The boy also has an intense longing for a father. In a sense he has three: officially, there is the dead Jakob, biologically the stable boy Tomas, and as a loving mentor the loyal Anders, whom Dina surprisingly marries before leaving Reinsnes. And yet he still feels as though Dina has prevented him from having a father. He does not learn the truth about his real father until mother and son meet in Copenhagen. And this knowledge is immediately used to identify and accept his own motherless daughter.
All of Benjamin’s sexual experiences seem to involve blood, violence, and dejection. For the son of happiness, love represents danger and the threat of annihilation, as does Dina herself. The mental fragmentation involves an abyss between body and emotions, and in this he resembles Tora in a way. However, Benjamin swings back and forth between two types of woman – the “whore” Karna and the “Madonna” Anna – who represent two sides of Dina herself, erotic and reflective respectively.
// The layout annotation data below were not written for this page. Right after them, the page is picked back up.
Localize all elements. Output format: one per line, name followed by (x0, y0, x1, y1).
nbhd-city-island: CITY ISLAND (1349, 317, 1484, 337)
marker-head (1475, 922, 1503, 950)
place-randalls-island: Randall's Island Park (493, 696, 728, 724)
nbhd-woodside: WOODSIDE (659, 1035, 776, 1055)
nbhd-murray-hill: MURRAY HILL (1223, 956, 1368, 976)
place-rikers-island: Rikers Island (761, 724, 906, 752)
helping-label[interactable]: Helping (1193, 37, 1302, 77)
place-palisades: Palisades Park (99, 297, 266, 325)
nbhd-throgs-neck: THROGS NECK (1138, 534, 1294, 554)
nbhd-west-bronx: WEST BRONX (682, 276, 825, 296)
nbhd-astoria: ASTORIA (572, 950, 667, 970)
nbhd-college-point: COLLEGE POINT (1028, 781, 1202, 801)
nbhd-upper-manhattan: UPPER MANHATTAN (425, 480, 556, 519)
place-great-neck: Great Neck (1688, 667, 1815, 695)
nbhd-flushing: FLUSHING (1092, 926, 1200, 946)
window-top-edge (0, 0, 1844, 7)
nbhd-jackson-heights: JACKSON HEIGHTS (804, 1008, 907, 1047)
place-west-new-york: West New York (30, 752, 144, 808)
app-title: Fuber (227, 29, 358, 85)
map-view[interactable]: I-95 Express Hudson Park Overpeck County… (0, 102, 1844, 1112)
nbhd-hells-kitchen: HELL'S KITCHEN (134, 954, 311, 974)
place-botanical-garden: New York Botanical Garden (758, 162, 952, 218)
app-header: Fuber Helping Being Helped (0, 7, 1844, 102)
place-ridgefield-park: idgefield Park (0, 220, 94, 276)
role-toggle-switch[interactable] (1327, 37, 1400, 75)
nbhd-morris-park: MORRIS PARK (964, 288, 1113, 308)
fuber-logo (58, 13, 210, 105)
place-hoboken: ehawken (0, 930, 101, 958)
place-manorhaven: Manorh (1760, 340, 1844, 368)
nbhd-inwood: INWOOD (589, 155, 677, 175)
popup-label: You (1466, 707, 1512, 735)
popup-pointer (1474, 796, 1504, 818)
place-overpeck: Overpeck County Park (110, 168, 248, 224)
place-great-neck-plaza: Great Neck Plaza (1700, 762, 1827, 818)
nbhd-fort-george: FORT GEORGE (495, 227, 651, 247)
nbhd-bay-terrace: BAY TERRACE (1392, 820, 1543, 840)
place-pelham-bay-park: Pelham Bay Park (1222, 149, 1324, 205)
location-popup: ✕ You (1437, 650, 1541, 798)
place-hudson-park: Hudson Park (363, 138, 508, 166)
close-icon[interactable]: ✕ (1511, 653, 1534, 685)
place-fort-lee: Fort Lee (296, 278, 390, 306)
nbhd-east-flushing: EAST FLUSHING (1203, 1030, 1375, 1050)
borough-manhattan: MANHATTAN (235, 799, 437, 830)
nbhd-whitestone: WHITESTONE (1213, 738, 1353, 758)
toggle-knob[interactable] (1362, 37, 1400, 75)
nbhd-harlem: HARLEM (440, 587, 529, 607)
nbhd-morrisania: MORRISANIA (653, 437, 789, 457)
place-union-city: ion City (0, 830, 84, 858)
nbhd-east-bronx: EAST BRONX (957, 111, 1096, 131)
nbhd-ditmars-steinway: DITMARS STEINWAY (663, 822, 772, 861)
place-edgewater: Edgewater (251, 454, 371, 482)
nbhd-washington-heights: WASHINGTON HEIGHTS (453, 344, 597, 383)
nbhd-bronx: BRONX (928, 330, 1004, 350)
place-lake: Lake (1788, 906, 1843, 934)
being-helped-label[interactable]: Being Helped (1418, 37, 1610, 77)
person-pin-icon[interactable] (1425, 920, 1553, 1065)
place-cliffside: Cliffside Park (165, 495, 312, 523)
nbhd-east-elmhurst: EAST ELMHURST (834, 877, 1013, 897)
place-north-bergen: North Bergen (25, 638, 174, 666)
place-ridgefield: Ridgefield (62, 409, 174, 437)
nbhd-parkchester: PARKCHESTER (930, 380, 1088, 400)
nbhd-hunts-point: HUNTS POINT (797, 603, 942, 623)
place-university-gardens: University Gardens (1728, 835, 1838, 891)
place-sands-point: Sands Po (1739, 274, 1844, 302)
Studying medicine gives him a concrete and scientific relationship to bodies. Mutilated and bleeding bodies. Perhaps Benjamin the doctor seeks the battlefield as penance for Leo’s bleeding corpse? The tendency towards philosophical and religious speculation stands in stark contrast to all the physical grotesqueness. Yet in contrast to Dina, who studies and interprets the words of the Bible directly, Benjamin takes his own usual detours. His inner chaos is expressed with the philosopher Søren Kierkegaard as determining “interlocutor”. Benjamin is searching for the meaning of life – which is actually about understanding his parents’ neglect – through, among other things, questions about the father of all fathers: how was Abraham capable of sacrificing his son Isaac? What about loyalty to his child, what about the child’s perspective? The sins of the fathers are just as serious as the weaknesses of the mothers.
Lykkens sønn has a relatively open ending with no new calamities other than Dina repeating her erotic adventures – this time with Benjamin’s best friend. Compared to the Tora trilogy and Dinas bok, this is practically a happy ending. However, it is thought-provoking that the hope of a better life lies in the father’s acceptance of, and sense of responsibility for, his child. It appears as though Herbjørg Wassmo is saying that love and happiness must be based on a redefinition of the male role.
In Norway, (male) academia is very sceptical about the work of Herbjørg Wassmo, as is clearly expressed in a relatively recent one-volume history of Norwegian literature, Norsk litteratur i tusen år (1994; A Thousand Years of Norwegian Literature), which claims that the writing style in the Tora trilogy is “traditional and not particularly problematising” and that many (but who?) consider Dinas bok (Eng. tr. Dina’s Book) nothing more than pulp fiction.